Summary
International Symposium on Antennas and Propagation
2010
Session Number:4FB3
Session:
Number:4FB3-5
FSS Sandwiched Reflectarray for Dual?frequency Application
Jianfeng Li, Qiang Chen, Qiaowei Yuan, Kunio Sawaya,
pp.-
Publication Date:2010/11/23
Online ISSN:2188-5079
Summary:
Microstrip reflectarray has attracted significant interest because of its planar structure, surface mountable and low cost. It has been constantly developed for many years and the most recent researches have been focused on dual-band/polarization, beam scanning and so on [2-5]. However, the reflection phase range is the main limitation of reflectarray, especially for dualfrequency system. For a single-layer substrate, the achievable phase range of a traditional reflectarray is approximated to 360? x (1.0 - kh/π ) , where k is a wavenumber in the substrate and h is the substrate thickness [6]. It can be seen that a thinner substrate offers a wider reflection phase range at the cost of high nonlinear. A rapid variation around the patch resonance makes the design difficult due to manufacturing errors. On the other hand, a thicker substrate offers a much smoother phase variation. However, the phase range becomes narrow, which makes practical designs unfeasible. Thus, for a dual-frequency system, a substrate may be too thin to have smooth phase range at lower frequency resulting slope; at the same time, it may be too thick at higher frequency to obtain an enough phase range. Usually, we need a tradeoff between the wide phase range and the smooth linear level. In this paper, a novel concept is proposed to solve this problem.

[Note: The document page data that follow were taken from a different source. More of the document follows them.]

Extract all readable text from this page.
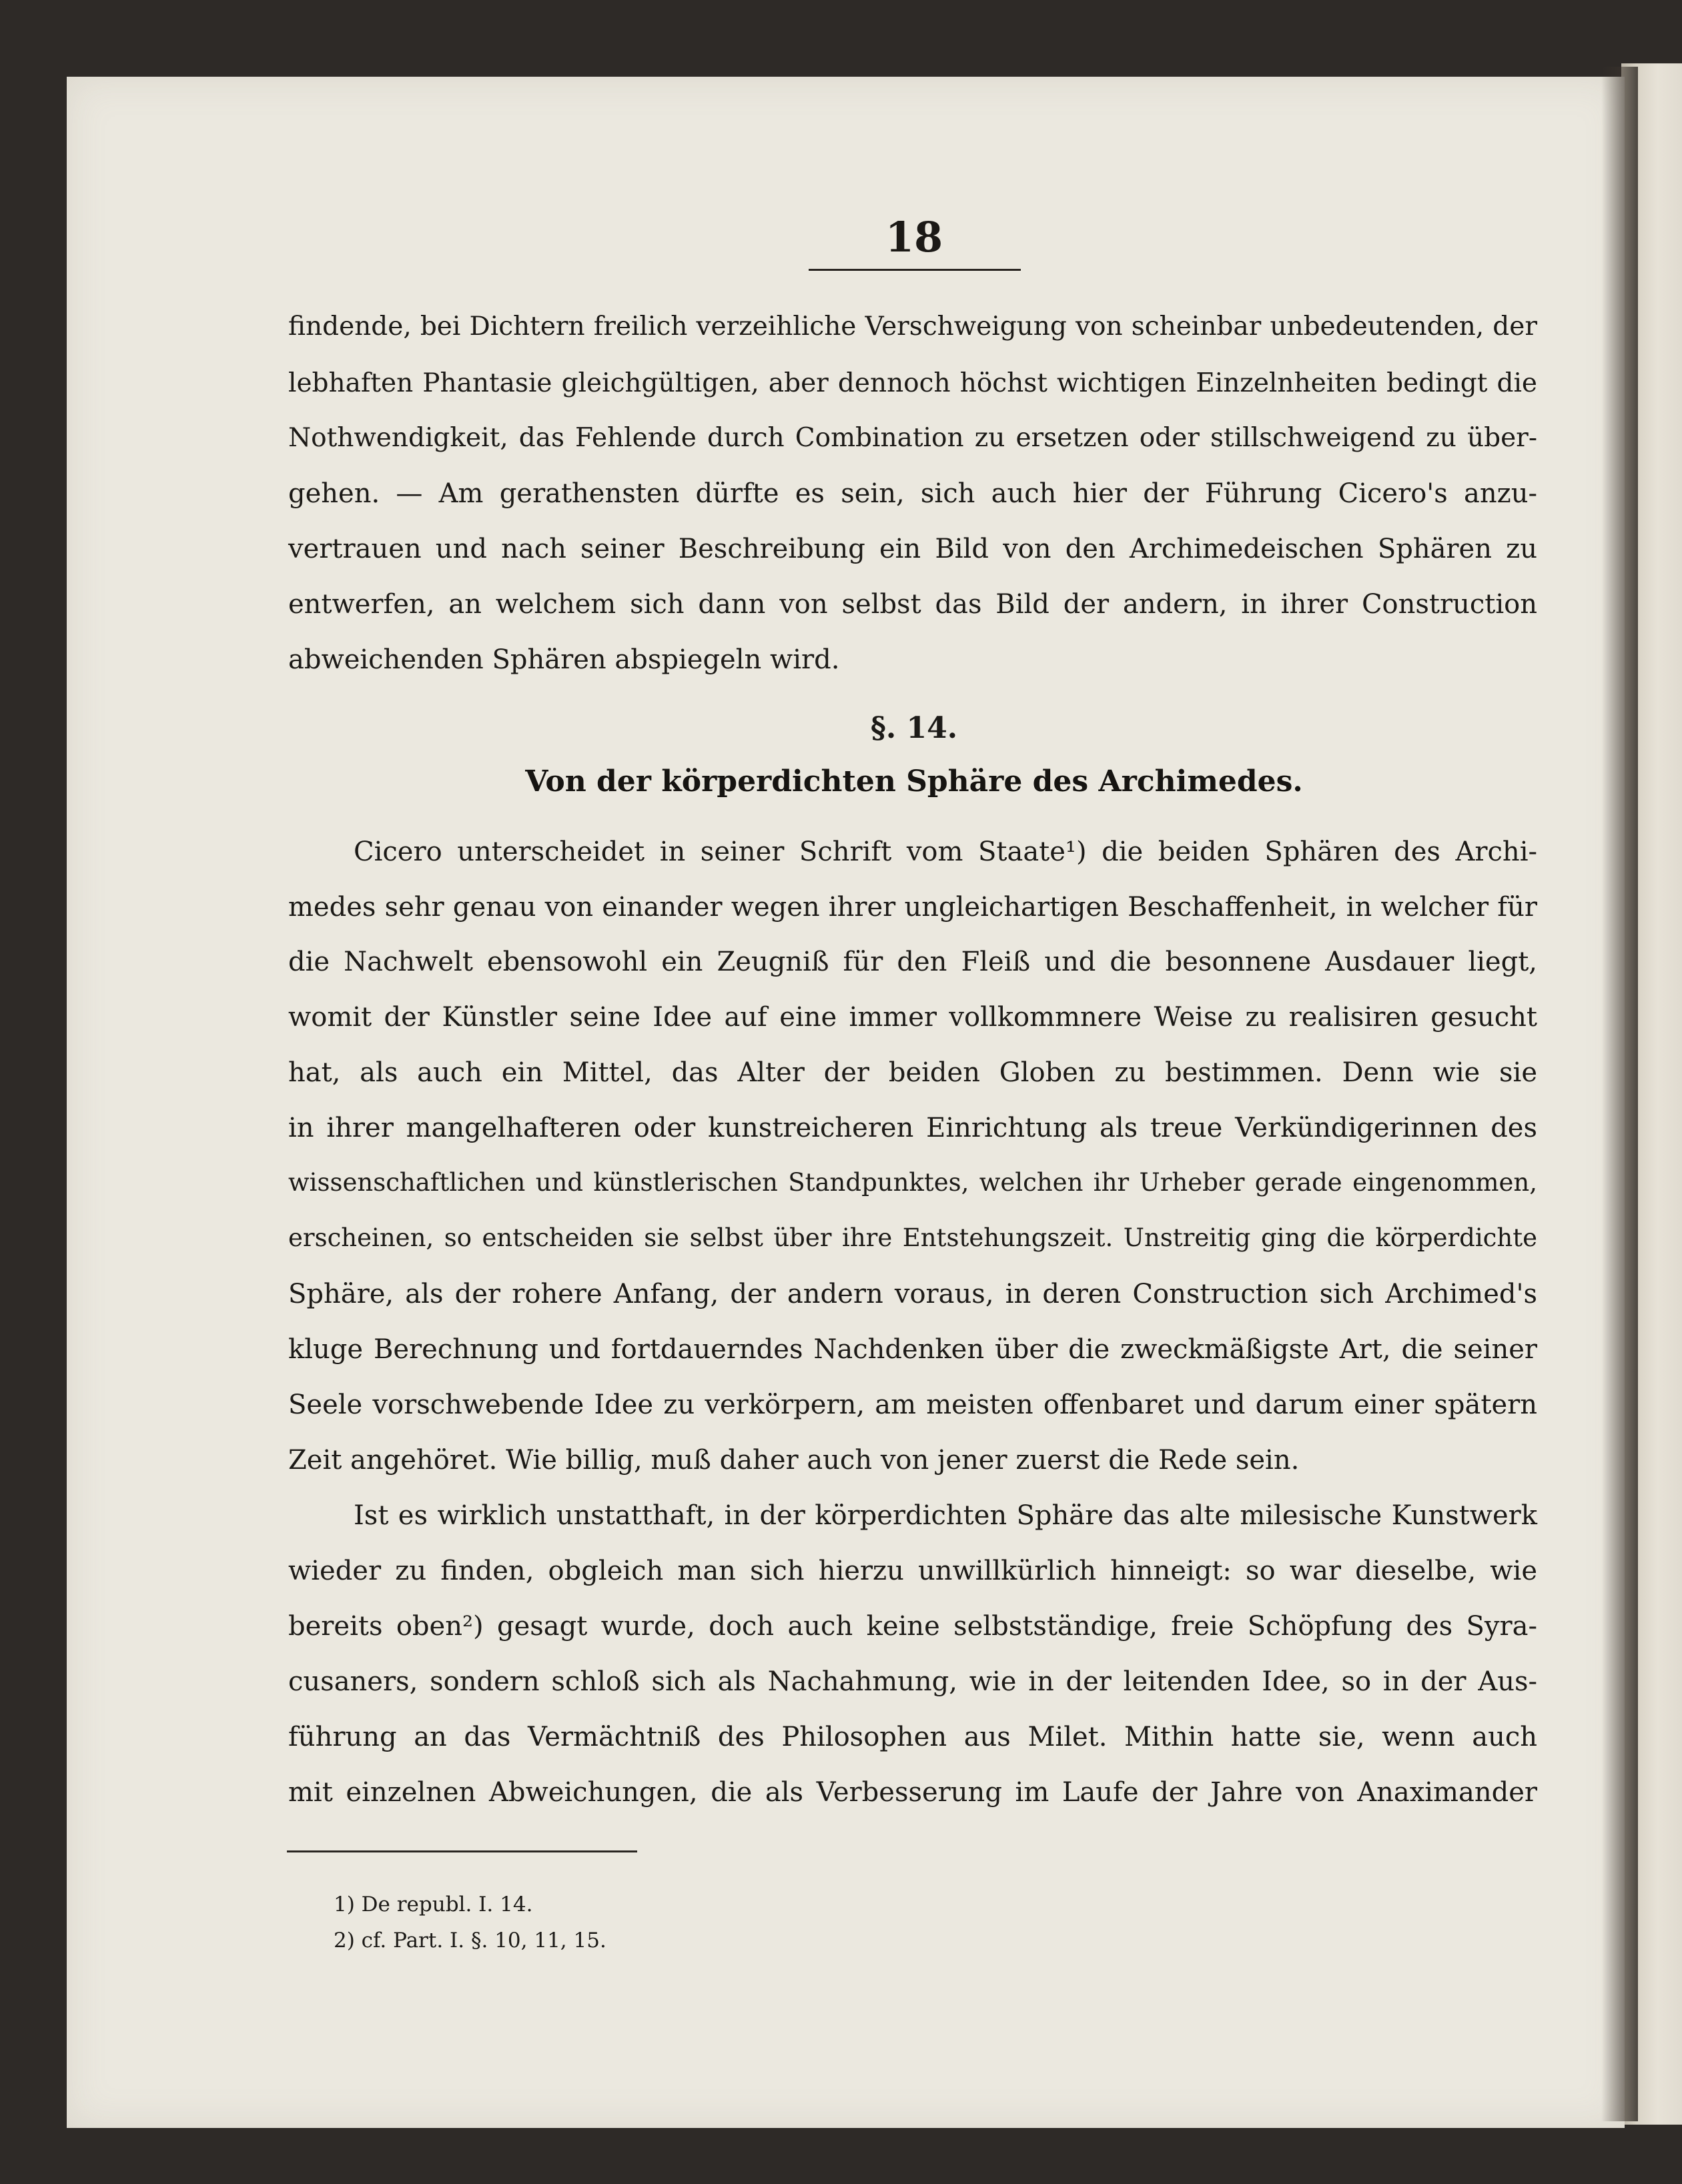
18
findende, bei Dichtern freilich verzeihliche Verschweigung von scheinbar unbedeutenden, der
lebhaften Phantasie gleichgültigen, aber dennoch höchst wichtigen Einzelnheiten bedingt die
Nothwendigkeit, das Fehlende durch Combination zu ersetzen oder stillschweigend zu über-
gehen. — Am gerathensten dürfte es sein, sich auch hier der Führung Cicero's anzu-
vertrauen und nach seiner Beschreibung ein Bild von den Archimedeischen Sphären zu
entwerfen, an welchem sich dann von selbst das Bild der andern, in ihrer Construction
abweichenden Sphären abspiegeln wird.
§. 14.
Von der körperdichten Sphäre des Archimedes.
Cicero unterscheidet in seiner Schrift vom Staate¹) die beiden Sphären des Archi-
medes sehr genau von einander wegen ihrer ungleichartigen Beschaffenheit, in welcher für
die Nachwelt ebensowohl ein Zeugniß für den Fleiß und die besonnene Ausdauer liegt,
womit der Künstler seine Idee auf eine immer vollkommnere Weise zu realisiren gesucht
hat, als auch ein Mittel, das Alter der beiden Globen zu bestimmen. Denn wie sie
in ihrer mangelhafteren oder kunstreicheren Einrichtung als treue Verkündigerinnen des
wissenschaftlichen und künstlerischen Standpunktes, welchen ihr Urheber gerade eingenommen,
erscheinen, so entscheiden sie selbst über ihre Entstehungszeit. Unstreitig ging die körperdichte
Sphäre, als der rohere Anfang, der andern voraus, in deren Construction sich Archimed's
kluge Berechnung und fortdauerndes Nachdenken über die zweckmäßigste Art, die seiner
Seele vorschwebende Idee zu verkörpern, am meisten offenbaret und darum einer spätern
Zeit angehöret. Wie billig, muß daher auch von jener zuerst die Rede sein.
Ist es wirklich unstatthaft, in der körperdichten Sphäre das alte milesische Kunstwerk
wieder zu finden, obgleich man sich hierzu unwillkürlich hinneigt: so war dieselbe, wie
bereits oben²) gesagt wurde, doch auch keine selbstständige, freie Schöpfung des Syra-
cusaners, sondern schloß sich als Nachahmung, wie in der leitenden Idee, so in der Aus-
führung an das Vermächtniß des Philosophen aus Milet. Mithin hatte sie, wenn auch
mit einzelnen Abweichungen, die als Verbesserung im Laufe der Jahre von Anaximander
1) De republ. I. 14.
2) cf. Part. I. §. 10, 11, 15.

To simultaneously obtain a smooth reflection phase curve, a larger reflection phase range and dual operating frequency bands, an FSS (Frequency Selective Surface) layer is introduced and sandwiched between the reflectarray element layer (RA layer) and the metal ground plane. The FSS layer can act as an additional reflecting plane for the upper frequency. For lower frequency, the FSS layer is transparent so that the metal ground plane acts as the reflection plane. As a result, a smooth and wide reflection phase range can be achieved at both frequencies. Firstly, a new modified narrow band stop FSS is designed to provide a proper additional reflection plane. Moreover, a dual-band and dualpolarization reflectarray comprised cross-dipole elements and sandwiched FSS layer is designed, fabricated and measured to demonstrate the performance. For normal incidence, a maximum directivity of 18.1 dB (58°scattering angle) and 21.2 dB (29°scattering angle) are obtained at 12GHz and 16GHz, respectively.